A Multi-targeted Drug Candidate with Dual Anti-HIV and Anti-HSV Activity

• Published in: PLoS pathogens Vol. 9; no. 7; p. e1003456
• Main Authors: Balzarini, Jan, Andrei, Graciela, Balestra, Emanuela, Huskens, Dana, Vanpouille, Christophe, Introini, Andrea, Zicari, Sonia, Liekens, Sandra, Snoeck, Robert, Holý, Antonín, Perno, Carlo-Federico, Margolis, Leonid, Schols, Dominique
• Format: Journal Article
• Language: English
• Published: United States Public Library of Science 01.07.2013; Public Library of Science (PLoS)

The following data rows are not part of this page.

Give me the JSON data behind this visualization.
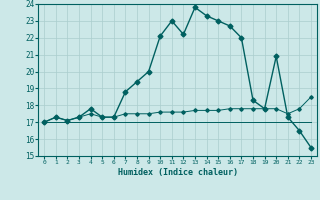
{
  "title": "",
  "xlabel": "Humidex (Indice chaleur)",
  "x": [
    0,
    1,
    2,
    3,
    4,
    5,
    6,
    7,
    8,
    9,
    10,
    11,
    12,
    13,
    14,
    15,
    16,
    17,
    18,
    19,
    20,
    21,
    22,
    23
  ],
  "humidex_main": [
    17.0,
    17.3,
    17.1,
    17.3,
    17.8,
    17.3,
    17.3,
    18.8,
    19.4,
    20.0,
    22.1,
    23.0,
    22.2,
    23.8,
    23.3,
    23.0,
    22.7,
    22.0,
    18.3,
    17.8,
    20.9,
    17.3,
    16.5,
    15.5
  ],
  "humidex_low": [
    17.0,
    17.0,
    17.0,
    17.0,
    17.0,
    17.0,
    17.0,
    17.0,
    17.0,
    17.0,
    17.0,
    17.0,
    17.0,
    17.0,
    17.0,
    17.0,
    17.0,
    17.0,
    17.0,
    17.0,
    17.0,
    17.0,
    17.0,
    17.0
  ],
  "humidex_mid": [
    17.0,
    17.3,
    17.1,
    17.3,
    17.5,
    17.3,
    17.3,
    17.5,
    17.5,
    17.5,
    17.6,
    17.6,
    17.6,
    17.7,
    17.7,
    17.7,
    17.8,
    17.8,
    17.8,
    17.8,
    17.8,
    17.5,
    17.8,
    18.5
  ],
  "ylim": [
    15,
    24
  ],
  "yticks": [
    15,
    16,
    17,
    18,
    19,
    20,
    21,
    22,
    23,
    24
  ],
  "xticks": [
    0,
    1,
    2,
    3,
    4,
    5,
    6,
    7,
    8,
    9,
    10,
    11,
    12,
    13,
    14,
    15,
    16,
    17,
    18,
    19,
    20,
    21,
    22,
    23
  ],
  "line_color": "#006060",
  "bg_color": "#cce8e8",
  "grid_color": "#aacece"
}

• Subjects: Animals; Anti-HIV Agents - pharmacology; Anti-HIV Agents - therapeutic use; Antiviral Agents - pharmacology; Antiviral Agents - therapeutic use; CD4-Positive T-Lymphocytes - drug effects; CD4-Positive T-Lymphocytes - immunology; CD4-Positive T-Lymphocytes - virology; Cells, Cultured; Chemokines; Cytokines; Deoxyribonucleic acid; DNA; Drug resistance in microorganisms; Female; Health aspects; Herpes Simplex - drug therapy; Herpes Simplex - immunology; Herpes Simplex - metabolism; Herpes Simplex - virology; Herpes simplex virus; Herpesvirus 1, Human - drug effects; Herpesvirus 1, Human - enzymology; Herpesvirus 1, Human - immunology; Herpesvirus 2, Human - drug effects; Herpesvirus 2, Human - enzymology; Herpesvirus 2, Human - immunology; HIV; HIV - drug effects; HIV - enzymology; HIV - immunology; HIV infection; Host-parasite relationships; Human immunodeficiency virus; Humans; Immunologic Factors - pharmacology; Immunologic Factors - therapeutic use; Infections; Leukocytes, Mononuclear - cytology; Leukocytes, Mononuclear - drug effects; Leukocytes, Mononuclear - immunology; Leukocytes, Mononuclear - virology; Lymphoid Tissue - drug effects; Lymphoid Tissue - immunology; Lymphoid Tissue - metabolism; Lymphoid Tissue - virology; Medicine; Mice; Mice, Hairless; Mice, Nude; Nucleic Acid Synthesis Inhibitors - pharmacology; Nucleic Acid Synthesis Inhibitors - therapeutic use; Organophosphonates - pharmacology; Organophosphonates - therapeutic use; Physiological aspects; Prodrugs - pharmacology; Prodrugs - therapeutic use; Pyrimidines - pharmacology; Pyrimidines - therapeutic use; Reverse Transcriptase Inhibitors - pharmacology; Reverse Transcriptase Inhibitors - therapeutic use; Tissue Culture Techniques; Viruses; Czech Republic
• ISSN: 1553-7374; 1553-7366; 1553-7374
• DOI: 10.1371/journal.ppat.1003456

Human immunodeficiency virus (HIV) infection is often accompanied by infection with other pathogens, in particular herpes simplex virus type 2 (HSV-2). The resulting coinfection is involved in a vicious circle of mutual facilitations. Therefore, an important task is to develop a compound that is highly potent against both viruses to suppress their transmission and replication. Here, we report on the discovery of such a compound, designated PMEO-DAPym. We compared its properties with those of the structurally related and clinically used acyclic nucleoside phosphonates (ANPs) tenofovir and adefovir. We demonstrated the potent anti-HIV and -HSV activity of this drug in a diverse set of clinically relevant in vitro, ex vivo, and in vivo systems including (i) CD4⁺ T-lymphocyte (CEM) cell cultures, (ii) embryonic lung (HEL) cell cultures, (iii) organotypic epithelial raft cultures of primary human keratinocytes (PHKs), (iv) primary human monocyte/macrophage (M/M) cell cultures, (v) human ex vivo lymphoid tissue, and (vi) athymic nude mice. Upon conversion to its diphosphate metabolite, PMEO-DAPym markedly inhibits both HIV-1 reverse transcriptase (RT) and HSV DNA polymerase. However, in striking contrast to tenofovir and adefovir, it also acts as an efficient immunomodulator, inducing β-chemokines in PBMC cultures, in particular the CCR5 agonists MIP-1β, MIP-1α and RANTES but not the CXCR4 agonist SDF-1, without the need to be intracellularly metabolized. Such specific β-chemokine upregulation required new mRNA synthesis. The upregulation of β-chemokines was shown to be associated with a pronounced downmodulation of the HIV-1 coreceptor CCR5 which may result in prevention of HIV entry. PMEO-DAPym belongs conceptually to a new class of efficient multitargeted antivirals for concomitant dual-viral (HSV/HIV) infection therapy through inhibition of virus-specific pathways (i.e. the viral polymerases) and HIV transmission prevention through interference with host pathways (i.e. CCR5 receptor down regulation).